Again, the young man came over and begged them to let him buy another meal for them. This time the old woman said "No, thank you, we are used to sharing everything."

Finally, as the old man finished and was wiping his face neatly with the napkin, the young man again came over to the little old lady who had yet to eat a single bite of food and asked "What is it you are waiting for?"

She answered


(Continue below - This is great)

















"THE TEETH."
I can swim a little but i can't fly an inch

hoopsaaa

 illdecide the tax man one is a classic :D I think i know that man.

Hurler on the Bitch

This is the worst ever .. at a staff xmas do one night and - few drinks etc - thought it would be a good idea to tell this at a table which contained my boss and his wife (good-living folk sipping Ballygowan) ... here we go ...

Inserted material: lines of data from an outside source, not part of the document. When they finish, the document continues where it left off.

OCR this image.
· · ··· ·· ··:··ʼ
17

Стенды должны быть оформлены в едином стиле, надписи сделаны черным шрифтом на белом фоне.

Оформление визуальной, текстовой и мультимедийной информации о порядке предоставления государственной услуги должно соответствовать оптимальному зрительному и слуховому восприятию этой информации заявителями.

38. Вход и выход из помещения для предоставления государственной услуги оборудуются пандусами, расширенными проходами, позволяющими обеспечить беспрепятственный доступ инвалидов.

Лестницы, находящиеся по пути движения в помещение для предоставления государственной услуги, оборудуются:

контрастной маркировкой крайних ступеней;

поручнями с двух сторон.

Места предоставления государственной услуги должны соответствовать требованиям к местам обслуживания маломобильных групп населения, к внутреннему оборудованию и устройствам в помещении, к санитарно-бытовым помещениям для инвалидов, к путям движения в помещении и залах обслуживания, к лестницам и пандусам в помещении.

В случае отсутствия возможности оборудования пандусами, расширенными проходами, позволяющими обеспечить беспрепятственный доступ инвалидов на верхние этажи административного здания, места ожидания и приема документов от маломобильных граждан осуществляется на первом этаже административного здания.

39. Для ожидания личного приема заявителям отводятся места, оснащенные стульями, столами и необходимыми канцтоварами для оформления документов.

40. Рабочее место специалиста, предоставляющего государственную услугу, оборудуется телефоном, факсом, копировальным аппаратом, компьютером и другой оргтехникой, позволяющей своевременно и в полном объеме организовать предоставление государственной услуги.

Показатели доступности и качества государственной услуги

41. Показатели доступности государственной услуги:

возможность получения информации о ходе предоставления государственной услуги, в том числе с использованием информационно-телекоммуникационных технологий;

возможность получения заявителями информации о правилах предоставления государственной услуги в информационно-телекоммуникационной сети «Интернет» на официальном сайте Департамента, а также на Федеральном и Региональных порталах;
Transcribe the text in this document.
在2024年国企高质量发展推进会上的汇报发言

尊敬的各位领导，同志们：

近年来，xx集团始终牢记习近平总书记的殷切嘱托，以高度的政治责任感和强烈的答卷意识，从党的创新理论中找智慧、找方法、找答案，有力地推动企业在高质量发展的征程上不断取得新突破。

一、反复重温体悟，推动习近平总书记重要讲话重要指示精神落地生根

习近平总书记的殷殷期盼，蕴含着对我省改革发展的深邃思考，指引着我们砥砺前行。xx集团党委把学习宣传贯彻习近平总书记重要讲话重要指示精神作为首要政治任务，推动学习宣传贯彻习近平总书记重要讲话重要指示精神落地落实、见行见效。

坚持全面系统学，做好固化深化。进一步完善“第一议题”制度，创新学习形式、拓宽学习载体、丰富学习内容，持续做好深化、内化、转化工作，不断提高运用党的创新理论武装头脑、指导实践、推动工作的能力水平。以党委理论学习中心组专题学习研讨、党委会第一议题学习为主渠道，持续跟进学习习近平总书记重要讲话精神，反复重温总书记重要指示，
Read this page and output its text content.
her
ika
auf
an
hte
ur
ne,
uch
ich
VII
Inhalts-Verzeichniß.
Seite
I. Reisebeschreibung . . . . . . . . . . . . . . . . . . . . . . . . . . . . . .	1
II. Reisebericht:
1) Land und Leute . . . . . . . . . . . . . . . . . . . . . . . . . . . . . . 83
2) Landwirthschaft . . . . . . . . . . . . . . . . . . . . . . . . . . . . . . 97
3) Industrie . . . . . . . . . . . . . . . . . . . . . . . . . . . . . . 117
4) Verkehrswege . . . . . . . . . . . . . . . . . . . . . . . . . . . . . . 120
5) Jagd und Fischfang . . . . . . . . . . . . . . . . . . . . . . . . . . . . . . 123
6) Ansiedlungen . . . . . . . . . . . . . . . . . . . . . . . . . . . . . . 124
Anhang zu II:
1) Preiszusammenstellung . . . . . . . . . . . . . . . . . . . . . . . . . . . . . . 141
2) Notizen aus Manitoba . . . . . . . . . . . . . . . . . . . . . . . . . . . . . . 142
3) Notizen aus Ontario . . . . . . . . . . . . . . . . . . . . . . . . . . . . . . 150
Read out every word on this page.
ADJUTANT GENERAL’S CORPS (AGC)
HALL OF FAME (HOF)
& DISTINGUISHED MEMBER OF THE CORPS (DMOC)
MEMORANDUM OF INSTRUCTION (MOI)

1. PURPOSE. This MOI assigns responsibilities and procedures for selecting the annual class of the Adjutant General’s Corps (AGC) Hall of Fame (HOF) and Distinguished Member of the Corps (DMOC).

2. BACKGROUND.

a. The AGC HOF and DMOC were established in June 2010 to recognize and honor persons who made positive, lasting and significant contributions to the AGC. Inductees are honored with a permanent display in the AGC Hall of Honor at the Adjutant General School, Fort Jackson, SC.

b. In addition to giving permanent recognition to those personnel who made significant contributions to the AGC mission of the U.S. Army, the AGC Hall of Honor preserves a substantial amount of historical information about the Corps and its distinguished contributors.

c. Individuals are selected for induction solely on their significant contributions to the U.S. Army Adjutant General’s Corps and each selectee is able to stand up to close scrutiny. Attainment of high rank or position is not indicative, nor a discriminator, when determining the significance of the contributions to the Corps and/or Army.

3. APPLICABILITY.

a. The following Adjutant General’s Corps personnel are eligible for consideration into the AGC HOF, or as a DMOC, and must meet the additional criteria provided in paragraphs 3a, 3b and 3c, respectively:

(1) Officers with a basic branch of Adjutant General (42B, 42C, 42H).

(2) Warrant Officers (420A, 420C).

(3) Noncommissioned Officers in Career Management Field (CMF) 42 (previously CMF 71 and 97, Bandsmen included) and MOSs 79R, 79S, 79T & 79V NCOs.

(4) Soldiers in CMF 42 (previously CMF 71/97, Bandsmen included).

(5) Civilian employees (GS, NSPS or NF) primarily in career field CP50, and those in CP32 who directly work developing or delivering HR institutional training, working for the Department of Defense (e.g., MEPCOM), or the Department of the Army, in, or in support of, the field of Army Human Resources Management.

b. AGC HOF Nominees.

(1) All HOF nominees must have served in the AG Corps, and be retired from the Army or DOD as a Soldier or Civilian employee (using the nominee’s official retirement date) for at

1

Big RUC man is patrolling over at Shaw's Bridge one night when he hears a rustle in the bushes..
So he shines his torch over and lo and behold there's a naked man touching his toes, with another naked man standing behind him going back and forward, back and forward..
"What the f**k ye at there?" the big Peeler shouts....
"Trying to make him sick" the naked one standing replies..
"You'll not make him sick like that" .. says the Peeler
to which the guy replies "He will be when I turn him round and stick this in his mouth!"

Silence descended on the table as I got me coat!!!